Figure 12.3: Config file

Furthermore, one must write the line $usecp*:/home /home write into it. This ensures that the file of the finished jobs is stored in a specific directory (here the shared /home). Otherwise the following error will occur when running the command tracejob:

Figure 12.4: Tracejob error


Execute Job

[edit | edit source]

Run Services

In order for a job to be performed at least 4 services must be started . On the master that are pbs_server, pbs_sched and trqauthd. On the nodes that is pbs_mom:

sudo pbs_server

sudo pbs_sched

sudo sudo trqauthd

sudo pbs_mom

Run Job

[edit | edit source]
Figure 12.5: Bash file example


The command qsub [file name], executed on the master, starts a job. To run a job, you need a Bash file. In the example above, the date is displayed, wait 10 seconds and then again output the date.
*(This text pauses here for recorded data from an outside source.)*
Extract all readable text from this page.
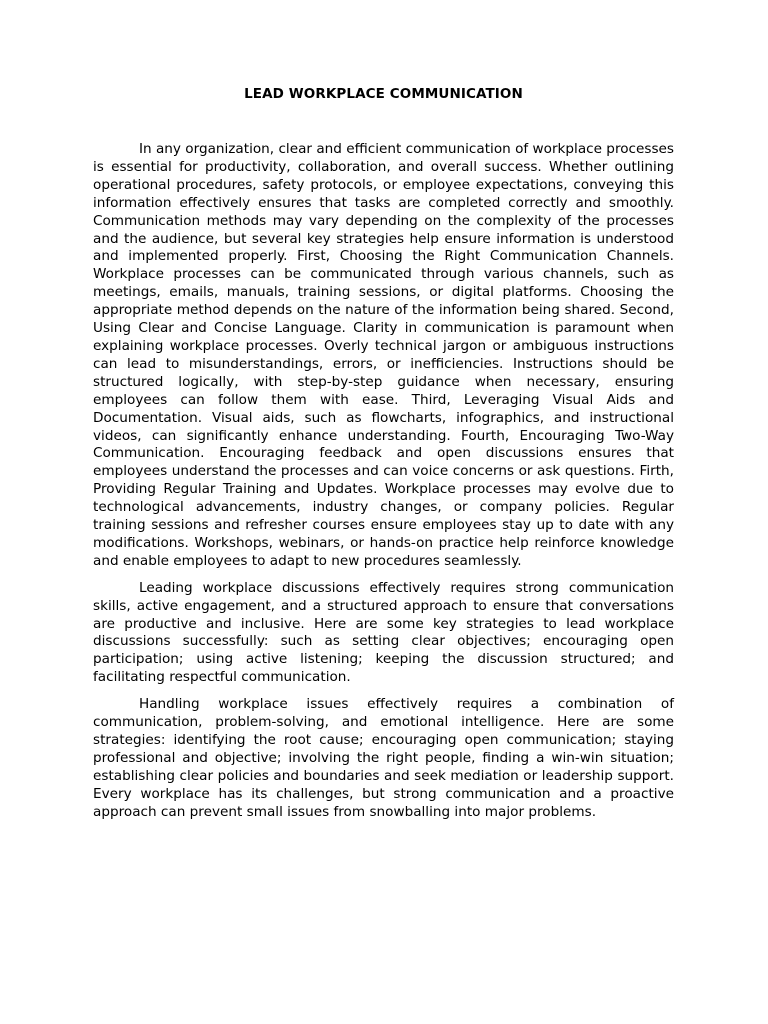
LEAD WORKPLACE COMMUNICATION

In any organization, clear and efficient communication of workplace processes is essential for productivity, collaboration, and overall success. Whether outlining operational procedures, safety protocols, or employee expectations, conveying this information effectively ensures that tasks are completed correctly and smoothly. Communication methods may vary depending on the complexity of the processes and the audience, but several key strategies help ensure information is understood and implemented properly. First, Choosing the Right Communication Channels. Workplace processes can be communicated through various channels, such as meetings, emails, manuals, training sessions, or digital platforms. Choosing the appropriate method depends on the nature of the information being shared. Second, Using Clear and Concise Language. Clarity in communication is paramount when explaining workplace processes. Overly technical jargon or ambiguous instructions can lead to misunderstandings, errors, or inefficiencies. Instructions should be structured logically, with step-by-step guidance when necessary, ensuring employees can follow them with ease. Third, Leveraging Visual Aids and Documentation. Visual aids, such as flowcharts, infographics, and instructional videos, can significantly enhance understanding. Fourth, Encouraging Two-Way Communication. Encouraging feedback and open discussions ensures that employees understand the processes and can voice concerns or ask questions. Firth, Providing Regular Training and Updates. Workplace processes may evolve due to technological advancements, industry changes, or company policies. Regular training sessions and refresher courses ensure employees stay up to date with any modifications. Workshops, webinars, or hands-on practice help reinforce knowledge and enable employees to adapt to new procedures seamlessly.

Leading workplace discussions effectively requires strong communication skills, active engagement, and a structured approach to ensure that conversations are productive and inclusive. Here are some key strategies to lead workplace discussions successfully: such as setting clear objectives; encouraging open participation; using active listening; keeping the discussion structured; and facilitating respectful communication.

Handling workplace issues effectively requires a combination of communication, problem-solving, and emotional intelligence. Here are some strategies: identifying the root cause; encouraging open communication; staying professional and objective; involving the right people, finding a win-win situation; establishing clear policies and boundaries and seek mediation or leadership support. Every workplace has its challenges, but strong communication and a proactive approach can prevent small issues from snowballing into major problems.
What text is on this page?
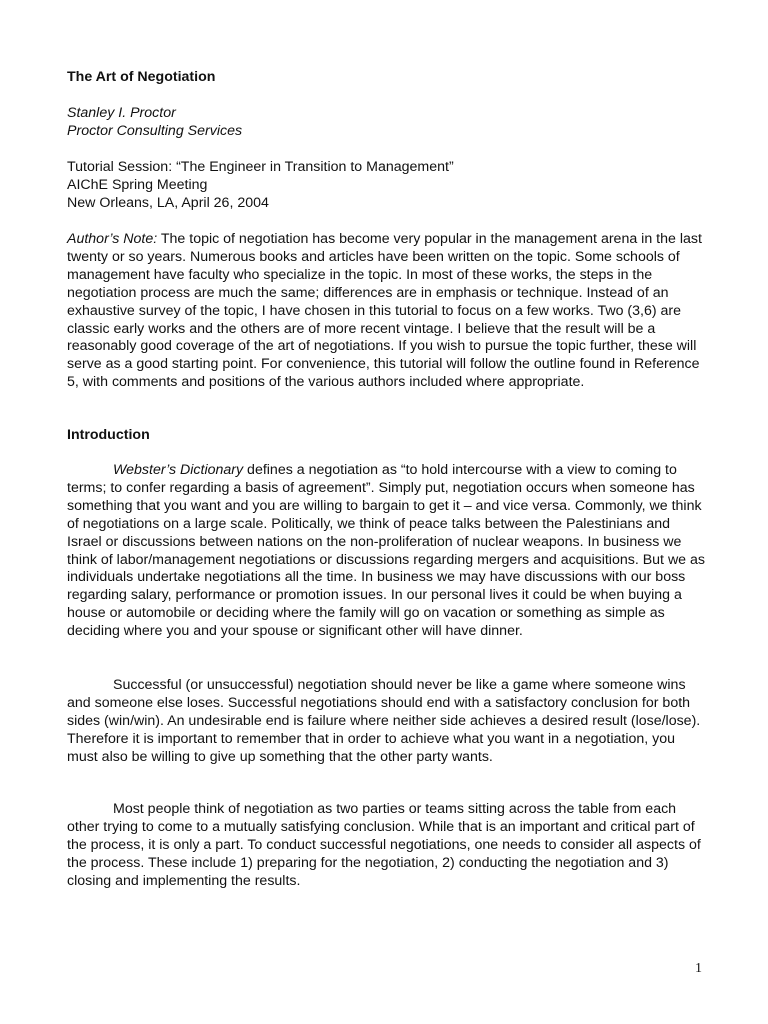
The Art of Negotiation

Stanley I. Proctor

Proctor Consulting Services

Tutorial Session: “The Engineer in Transition to Management”

AIChE Spring Meeting

New Orleans, LA, April 26, 2004

Author’s Note: The topic of negotiation has become very popular in the management arena in the last twenty or so years. Numerous books and articles have been written on the topic. Some schools of management have faculty who specialize in the topic. In most of these works, the steps in the negotiation process are much the same; differences are in emphasis or technique. Instead of an exhaustive survey of the topic, I have chosen in this tutorial to focus on a few works. Two (3,6) are classic early works and the others are of more recent vintage. I believe that the result will be a reasonably good coverage of the art of negotiations. If you wish to pursue the topic further, these will serve as a good starting point. For convenience, this tutorial will follow the outline found in Reference 5, with comments and positions of the various authors included where appropriate.

Introduction

Webster’s Dictionary defines a negotiation as “to hold intercourse with a view to coming to terms; to confer regarding a basis of agreement”. Simply put, negotiation occurs when someone has something that you want and you are willing to bargain to get it – and vice versa. Commonly, we think of negotiations on a large scale. Politically, we think of peace talks between the Palestinians and Israel or discussions between nations on the non-proliferation of nuclear weapons. In business we think of labor/management negotiations or discussions regarding mergers and acquisitions. But we as individuals undertake negotiations all the time. In business we may have discussions with our boss regarding salary, performance or promotion issues. In our personal lives it could be when buying a house or automobile or deciding where the family will go on vacation or something as simple as deciding where you and your spouse or significant other will have dinner.

Successful (or unsuccessful) negotiation should never be like a game where someone wins and someone else loses. Successful negotiations should end with a satisfactory conclusion for both sides (win/win). An undesirable end is failure where neither side achieves a desired result (lose/lose). Therefore it is important to remember that in order to achieve what you want in a negotiation, you must also be willing to give up something that the other party wants.

Most people think of negotiation as two parties or teams sitting across the table from each other trying to come to a mutually satisfying conclusion. While that is an important and critical part of the process, it is only a part. To conduct successful negotiations, one needs to consider all aspects of the process. These include 1) preparing for the negotiation, 2) conducting the negotiation and 3) closing and implementing the results.

1
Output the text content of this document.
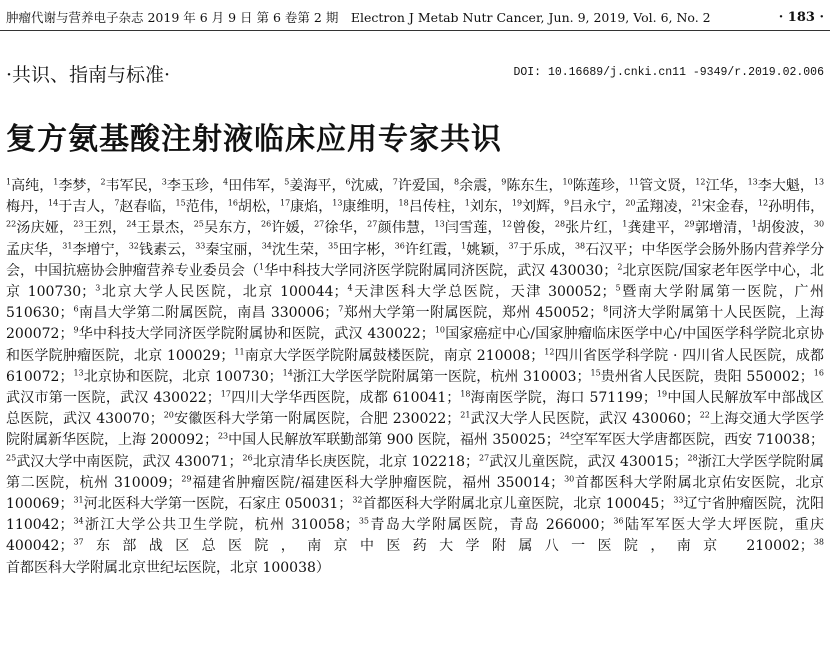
肿瘤代谢与营养电子杂志 2019 年 6 月 9 日 第 6 卷第 2 期　Electron J Metab Nutr Cancer, Jun. 9, 2019, Vol. 6, No. 2	· 183 ·
·共识、指南与标准·	DOI: 10.16689/j.cnki.cn11 -9349/r.2019.02.006
复方氨基酸注射液临床应用专家共识
$^1$高纯，$^1$李梦，$^2$韦军民，$^3$李玉珍，$^4$田伟军，$^5$姜海平，$^6$沈威，$^7$许爱国，$^8$余震，$^9$陈东生，$^{10}$陈莲珍，$^{11}$管文贤，$^{12}$江华，$^{13}$李大魁，$^{13}$梅丹，$^{14}$于吉人，$^7$赵春临，$^{15}$范伟，$^{16}$胡松，$^{17}$康焰，$^{13}$康维明，$^{18}$吕传柱，$^1$刘东，$^{19}$刘辉，$^9$吕永宁，$^{20}$孟翔凌，$^{21}$宋金春，$^{12}$孙明伟，$^{22}$汤庆娅，$^{23}$王烈，$^{24}$王景杰，$^{25}$吴东方，$^{26}$许媛，$^{27}$徐华，$^{27}$颜伟慧，$^{13}$闫雪莲，$^{12}$曾俊，$^{28}$张片红，$^1$龚建平，$^{29}$郭增清，$^1$胡俊波，$^{30}$孟庆华，$^{31}$李增宁，$^{32}$钱素云，$^{33}$秦宝丽，$^{34}$沈生荣，$^{35}$田字彬，$^{36}$许红霞，$^1$姚颖，$^{37}$于乐成，$^{38}$石汉平；中华医学会肠外肠内营养学分会，中国抗癌协会肿瘤营养专业委员会（$^1$华中科技大学同济医学院附属同济医院，武汉 430030；$^2$北京医院/国家老年医学中心，北京 100730；$^3$北京大学人民医院，北京 100044；$^4$天津医科大学总医院，天津 300052；$^5$暨南大学附属第一医院，广州 510630；$^6$南昌大学第二附属医院，南昌 330006；$^7$郑州大学第一附属医院，郑州 450052；$^8$同济大学附属第十人民医院，上海 200072；$^9$华中科技大学同济医学院附属协和医院，武汉 430022；$^{10}$国家癌症中心/国家肿瘤临床医学中心/中国医学科学院北京协和医学院肿瘤医院，北京 100029；$^{11}$南京大学医学院附属鼓楼医院，南京 210008；$^{12}$四川省医学科学院 · 四川省人民医院，成都 610072；$^{13}$北京协和医院，北京 100730；$^{14}$浙江大学医学院附属第一医院，杭州 310003；$^{15}$贵州省人民医院，贵阳 550002；$^{16}$武汉市第一医院，武汉 430022；$^{17}$四川大学华西医院，成都 610041；$^{18}$海南医学院，海口 571199；$^{19}$中国人民解放军中部战区总医院，武汉 430070；$^{20}$安徽医科大学第一附属医院，合肥 230022；$^{21}$武汉大学人民医院，武汉 430060；$^{22}$上海交通大学医学院附属新华医院，上海 200092；$^{23}$中国人民解放军联勤部第 900 医院，福州 350025；$^{24}$空军军医大学唐都医院，西安 710038；$^{25}$武汉大学中南医院，武汉 430071；$^{26}$北京清华长庚医院，北京 102218；$^{27}$武汉儿童医院，武汉 430015；$^{28}$浙江大学医学院附属第二医院，杭州 310009；$^{29}$福建省肿瘤医院/福建医科大学肿瘤医院，福州 350014；$^{30}$首都医科大学附属北京佑安医院，北京 100069；$^{31}$河北医科大学第一医院，石家庄 050031；$^{32}$首都医科大学附属北京儿童医院，北京 100045；$^{33}$辽宁省肿瘤医院，沈阳 110042；$^{34}$浙江大学公共卫生学院，杭州 310058；$^{35}$青岛大学附属医院，青岛 266000；$^{36}$陆军军医大学大坪医院，重庆 400042；$^{37}$东部战区总医院，南京中医药大学附属八一医院，南京 210002；$^{38}$首都医科大学附属北京世纪坛医院，北京 100038）
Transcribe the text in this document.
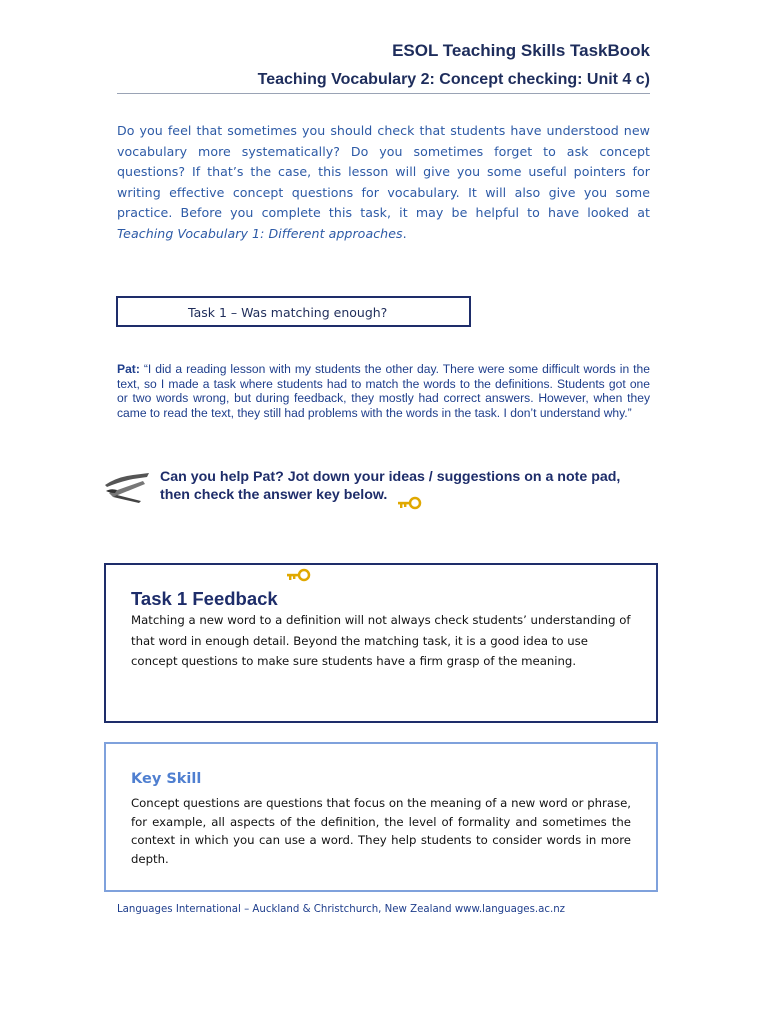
ESOL Teaching Skills TaskBook
Teaching Vocabulary 2: Concept checking: Unit 4 c)

Do you feel that sometimes you should check that students have understood new vocabulary more systematically? Do you sometimes forget to ask concept questions? If that’s the case, this lesson will give you some useful pointers for writing effective concept questions for vocabulary. It will also give you some practice. Before you complete this task, it may be helpful to have looked at Teaching Vocabulary 1: Different approaches.

Task 1 – Was matching enough?

Pat: “I did a reading lesson with my students the other day. There were some difficult words in the text, so I made a task where students had to match the words to the definitions. Students got one or two words wrong, but during feedback, they mostly had correct answers. However, when they came to read the text, they still had problems with the words in the task. I don’t understand why.”

Can you help Pat? Jot down your ideas / suggestions on a note pad,
then check the answer key below.

Task 1 Feedback

Matching a new word to a definition will not always check students’ understanding of that word in enough detail. Beyond the matching task, it is a good idea to use concept questions to make sure students have a firm grasp of the meaning.

Key Skill

Concept questions are questions that focus on the meaning of a new word or phrase, for example, all aspects of the definition, the level of formality and sometimes the context in which you can use a word. They help students to consider words in more depth.

Languages International – Auckland & Christchurch, New Zealand www.languages.ac.nz
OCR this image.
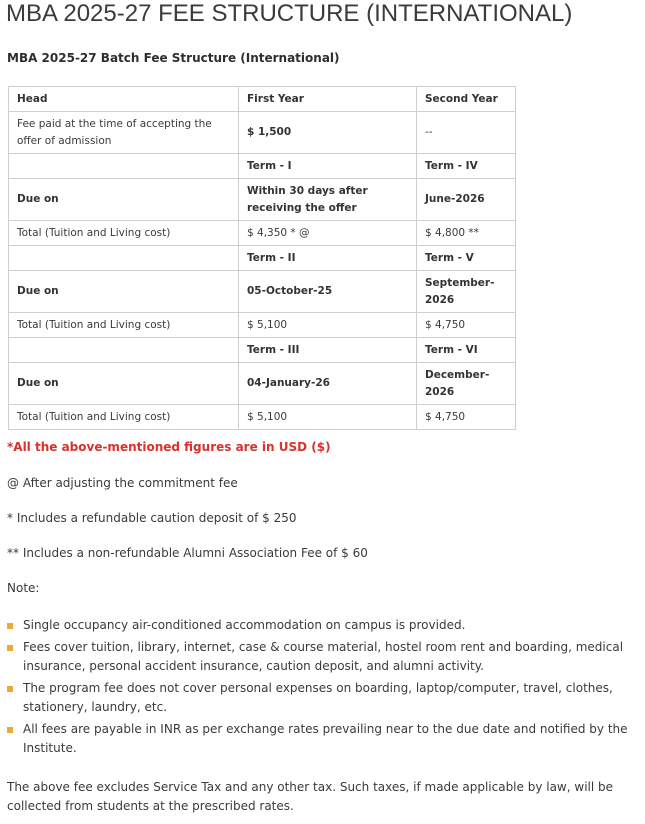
MBA 2025-27 FEE STRUCTURE (INTERNATIONAL)
MBA 2025-27 Batch Fee Structure (International)
Head	First Year	Second Year
Fee paid at the time of accepting the offer of admission	$ 1,500	--
	Term - I	Term - IV
Due on	Within 30 days after receiving the offer	June-2026
Total (Tuition and Living cost)	$ 4,350 * @	$ 4,800 **
	Term - II	Term - V
Due on	05-October-25	September-2026
Total (Tuition and Living cost)	$ 5,100	$ 4,750
	Term - III	Term - VI
Due on	04-January-26	December-2026
Total (Tuition and Living cost)	$ 5,100	$ 4,750

*All the above-mentioned figures are in USD ($)

@ After adjusting the commitment fee

* Includes a refundable caution deposit of $ 250

** Includes a non-refundable Alumni Association Fee of $ 60

Note:

Single occupancy air-conditioned accommodation on campus is provided.
Fees cover tuition, library, internet, case & course material, hostel room rent and boarding, medical insurance, personal accident insurance, caution deposit, and alumni activity.
The program fee does not cover personal expenses on boarding, laptop/computer, travel, clothes, stationery, laundry, etc.
All fees are payable in INR as per exchange rates prevailing near to the due date and notified by the Institute.

The above fee excludes Service Tax and any other tax. Such taxes, if made applicable by law, will be collected from students at the prescribed rates.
The result is then stored in the directory on the master from which the job was started.

Useful Commands

[edit | edit source]

There are some commands in Torque with which you can trace the running jobs and which are very useful for troubleshooting.

The command

pbsnodes -a

, executed on the master, shows if a node is active or not. With the command

qstat

a list of running or finished jobs is displayed.

Figure 12.6: qstat display


There you can see which number a job has which node is used and whether the job is started, in progress or has already ended.
A very useful command for debugging is

tracejob [job number]

This is a command from Torque which searches and summarizes the log files in the pbs_server, mom and scheduler. With this one gets a quick overview.